Greening the Whole Earth: Germany and the Greens

The green movement of early 1980's Germany spurred a political party, the Greens, worthy of international emulation.

| Summer 1984

  • The-Greens

  • The-Greens

In their call to "think globally and act locally" the Greens are challenging the basic assump­tions of both the left and the right. Called "the most interest­ing and provocative political party in Europe today," the Greens dub themselves an "anti-party party." In less than five years, they have rallied an unlikely coalition of housewives, farmers, peace workers, academics, merchants, ex-Marxists, retired gener­als and spiritual types to gain impressive electoral victories throughout Western Europe. Their pro­gram of ecological wisdom, social responsibility, grass-roots democracy, sexual equality and nonvi­olence at all levels offers compelling alternatives to the political stalemate we face in the United States. ^The Greens envision a society in which people have significant control over their lives while living in harmony with the natural environ­ment. The following report is largely derived from articles that appeared in recent issues of New Age Journal and TheNation, excerpted from Charlene Spretnak and Fritjof Capra's excellent new book, Green Politics: The Global Promise (Dutton). 

A ritual procession of twenty-seven people— in­cluding a nurse, a shop steward, a former general, a mason, several teachers, a veterinarian, a retired computer programmer, three engineers and a sci­entist, a bookseller, an architect, a journalist, a professor of agriculture, and a lawyer— walked through the streets of West Germany's capital on March 22, 1983, with a huge rubber globe and a branch of a tree that was dying from pollution in the Black Forest. They were accompanied by representatives from various citizens' movements and from other coun­tries. They entered the lower chamber of their national assembly, the Bundestag, and took seats as the first new party to be elected in more than thirty years. Even though they had previously won seats in city councils, county assemblies, and state legislatures, the four-year-old party had surprised nearly everyone by polling 5.6 percent of the national vote. The new parliamentarians insisted on being seated between the conservative party (Christian Democrats), who sat on the right side of the chamber, and the liberal-left party (Social Democrats). They called themselves simply die Grünen, the Greens.

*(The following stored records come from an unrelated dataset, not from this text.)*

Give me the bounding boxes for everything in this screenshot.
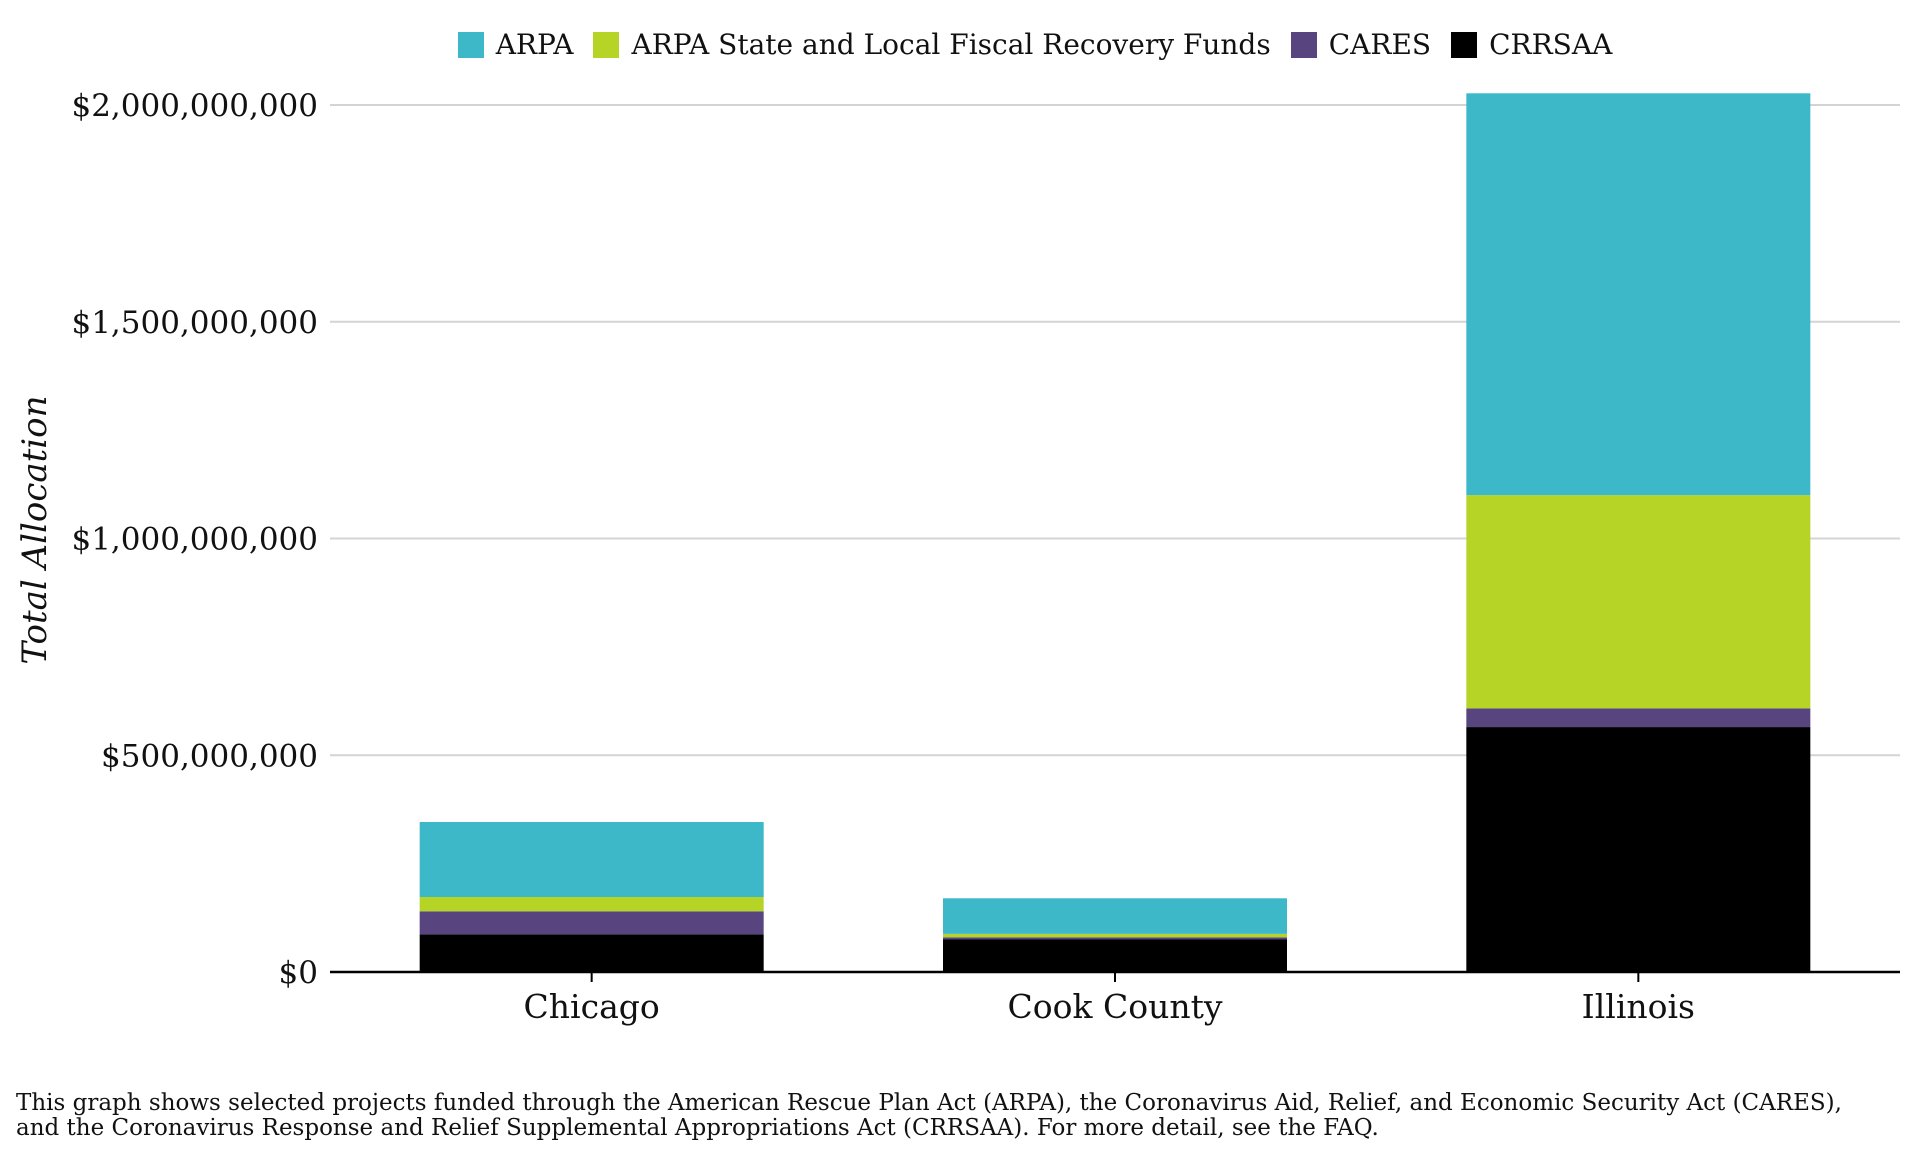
y-axis-title: Total Allocation (15, 395, 55, 665)
bar-chicago-cares[interactable] (419, 911, 764, 935)
legend-swatch (1290, 31, 1317, 58)
bar-cook-county-arpa-state-and-local-fiscal-recovery-funds[interactable] (943, 933, 1287, 938)
y-tick-label: $500,000,000 (101, 738, 318, 774)
legend-label: ARPA State and Local Fiscal Recovery Fun… (631, 28, 1271, 61)
legend-label: CARES (1328, 28, 1432, 61)
bar-cook-county-cares[interactable] (943, 937, 1287, 940)
y-tick-label: $2,000,000,000 (71, 88, 318, 124)
y-tick-label: $1,000,000,000 (71, 522, 318, 558)
legend-item-cares[interactable]: CARES (1290, 28, 1432, 61)
legend-label: CRRSAA (1489, 28, 1613, 61)
axis-layer: $0 $500,000,000 $1,000,000,000 $1,500,000,0… (71, 88, 1900, 1026)
bar-illinois-cares[interactable] (1466, 708, 1811, 728)
bar-illinois-crrsaa[interactable] (1466, 727, 1811, 972)
legend-label: ARPA (495, 28, 574, 61)
legend-swatch (457, 31, 484, 58)
bar-illinois-arpa-state-and-local-fiscal-recovery-funds[interactable] (1466, 495, 1811, 709)
bar-chicago-crrsaa[interactable] (419, 934, 764, 972)
caption-line-1: This graph shows selected projects funde… (16, 1090, 1842, 1116)
bar-chicago-arpa-state-and-local-fiscal-recovery-funds[interactable] (419, 897, 764, 912)
x-tick-label: Illinois (1582, 987, 1695, 1026)
legend-item-arpa[interactable]: ARPA (457, 28, 574, 61)
bar-cook-county-arpa[interactable] (943, 898, 1287, 934)
bar-illinois-arpa[interactable] (1466, 93, 1811, 496)
x-tick-label: Chicago (524, 987, 660, 1026)
legend-item-arpa-state-and-local-fiscal-recovery-funds[interactable]: ARPA State and Local Fiscal Recovery Fun… (593, 28, 1271, 61)
y-tick-label: $0 (279, 955, 318, 991)
y-tick-label: $1,500,000,000 (71, 305, 318, 341)
bars-layer (419, 93, 1811, 972)
legend-swatch (1451, 31, 1478, 58)
bar-chicago-arpa[interactable] (419, 822, 764, 898)
bar-cook-county-crrsaa[interactable] (943, 939, 1287, 972)
x-tick-label: Cook County (1008, 987, 1223, 1026)
caption-line-2: and the Coronavirus Response and Relief … (16, 1115, 1379, 1141)
legend-swatch (593, 31, 620, 58)
legend-item-crrsaa[interactable]: CRRSAA (1451, 28, 1612, 61)
chart-caption: This graph shows selected projects funde… (16, 1091, 1896, 1141)
legend: ARPA ARPA State and Local Fiscal Recovery… (0, 28, 1920, 61)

The relatively small Green Party, with 30,000 members, is changing the political cul­ture of West Germany in ways that are inspir­ing alternative political movements all over the world. Most of the media coverage of the Greens in this country has, unfortunately, been sensationalist, negative, or simply inac­curate. The New York Times has called them "volatile," "messianic," and "far-left," a charge repeated in nearly all its articles despite the fact that the Greens emphatically rejected many traditional leftist programs, especially those which lead to unqualified industrial growth. Readers of Time were informed that the Greens are "inchoate and unrealistic," driven by "romantic and dangerously simplis­tic longing." CBS's Sixty Minutes chose to fea­ture footage of several Greens at a costume party on Fasching (Mardi Gras), creating a bi­zarre visual impression.

This is not to say that American journal­ists are involved in a conspiracy against the Greens. The pejorative reporting is due, for the most part, to the usual lack of comprehen­sion that radically new ideas encounter, partic­ularly from political observers accustomed to thinking in terms of left and right. Rather than accepting the fragmentary conservative or liberal/left analyses of society's problems, Green politics begins with the recognition that the global problems currently threatening our survival are actually facets of one systemic cri­sis. Every aspect of our lives—health and live­lihood, the quality of the environment, social interactions, the economy, technology, poli­tics and government—is, in the holistic view of Green political theory, profoundly inter­connected. Politicians who argue about the merits of various short-term technological and economic "fixes" cannot, in the Greens' view, effectively address the issues. Resolutions will only be found if the entire web of our social and ecological relations is changed, and this, say the Greens, will involve profound trans­formations of our institutions, values, and ideas—hence the party's slogan: "We are neither left nor right; we are in front.”

It is not only the Greens' claim to a new approach to political issues but also the di­verse composition of the party itself that no doubt contributes to confusion among observ­ers. The Green Party attracts members from the entire political spectrum, most of whom are also activists in one or more of the citi­zens'  movements—ecology, anti-nuclear­ power, peace, feminism, and others. The Greens' purpose is to bring the challenging new questions of the citizens' movements into the forums of power and at the same time to channel back to these movements privileged information from government bodies. In the words of Roland Vogt, a cofounder of the party, the citizens' groups act as the "emergen­cy brakes of a runaway industrial society."

Most of the Greens are the sons and daughters of the "economic miracle genera­tion" who rebuilt Germany from the postwar rubble. But the Green Party also attracts mem­bers who are over 60 and remember a prewar childhood before processed food, extensive pollution, and nuclear weapons. All the Greens, through various paths of political de­velopment, came to realize during the 1970s that there was something wrong in "Model Germany."